This layout makes it rigid, yet at the same time light. As an added bonus, it leaves the air-cooled 803cc Desmodue twin-cylinder engine on full display. The frame is mated to an aluminum double-sided swingarm. The entire ensemble is traditional, yet still radical at the same time. In black, the Monster had an unmistakable aura of masculinity, despite it being the baby in the range.
The Triumph, on the other hand, is equally distinctive in its own way. The twin headlamps are a love-it-or-hate it affair, but I personally love it.
It is squatter and more compact than the Ducati. Measuring 1,410mm from one axle to the other, it has a shorter wheelbase as opposed to the Ducati’s 1,435 mm wheelbase.
The Triumph’s bug eyes give it more personality.
It’s not just the exterior designs which are vastly different. Despite their close positioning in terms of price, segment and cubic capacity, both street bikes are vastly different animals.
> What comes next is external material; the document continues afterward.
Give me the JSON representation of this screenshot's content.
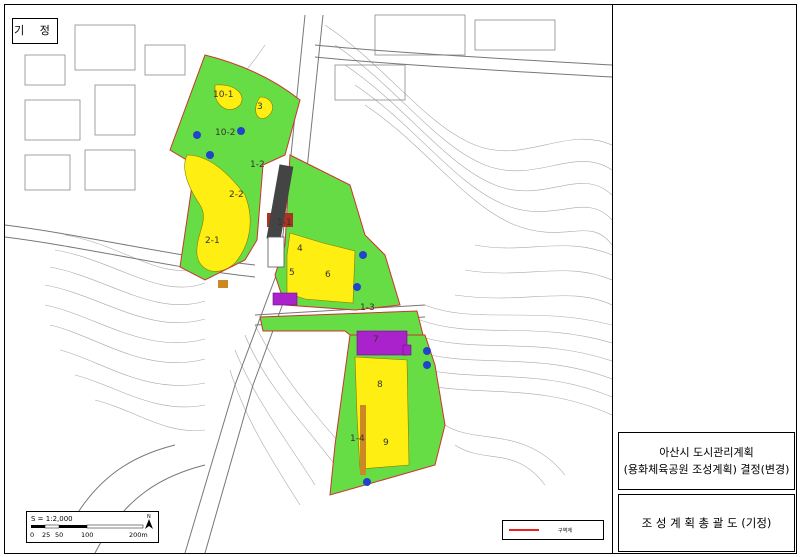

The Ducati’s 803cc twin generates 73hp at 8,250rpm with a maximum torque of 67Nm at 5,750rpm. The nature of the mill is rather sedate as well. Throttle control is precise with the single 50mm throttle body with two sub-butterfly injectors. But on the long stretches of highways of the LPT2 - which probably have some of the longest and straightest stretches in the country, the Ducati needs to be ridden hard, especially when staying on the right lane with very fast car drivers barrelling down the straights.
Some gear shifting and throttle wringing is needed to keep it up to speed.
The Triumph, on the other hand, is in its element. The 765 S’s intoxicating triple puts out 111hp at 11,250rpm with 73Nm of torque at 9,100rpm from the DOHC, liquid-cooled, 12-valve gem from Hinckley.
Weighing in at 175kg dry, the Ducati is heavier than the 166kg Triumph. The extra weight doesn’t seem to faze the handling, though. The Ducati comes alive every time we went off the highways into a trunk route, with agile, lively handling. The Triumph however, is like a scalpel. Its precise, razor sharp handling and steering just blows the competition in the segment away. On the highways, the combination of power and corner carving competency makes it a tough act to match.
Equipped with B dual Brembo 320mm discs and monobloc M4.32 four-piston calipers up front and a single 245mm disc on the rear, the Ducati will stop on a dime. On the rear is a single 245mm disc and a dual-piston caliper. A Bosch 9.1 MP ABS system keeps thing safe in case things get hairy.
Priced at RM55,900 (with GST), the Ducati is RM3,000 dearer than the Triumph. But perhaps that’s not too much to pay for some entry level Italian passion.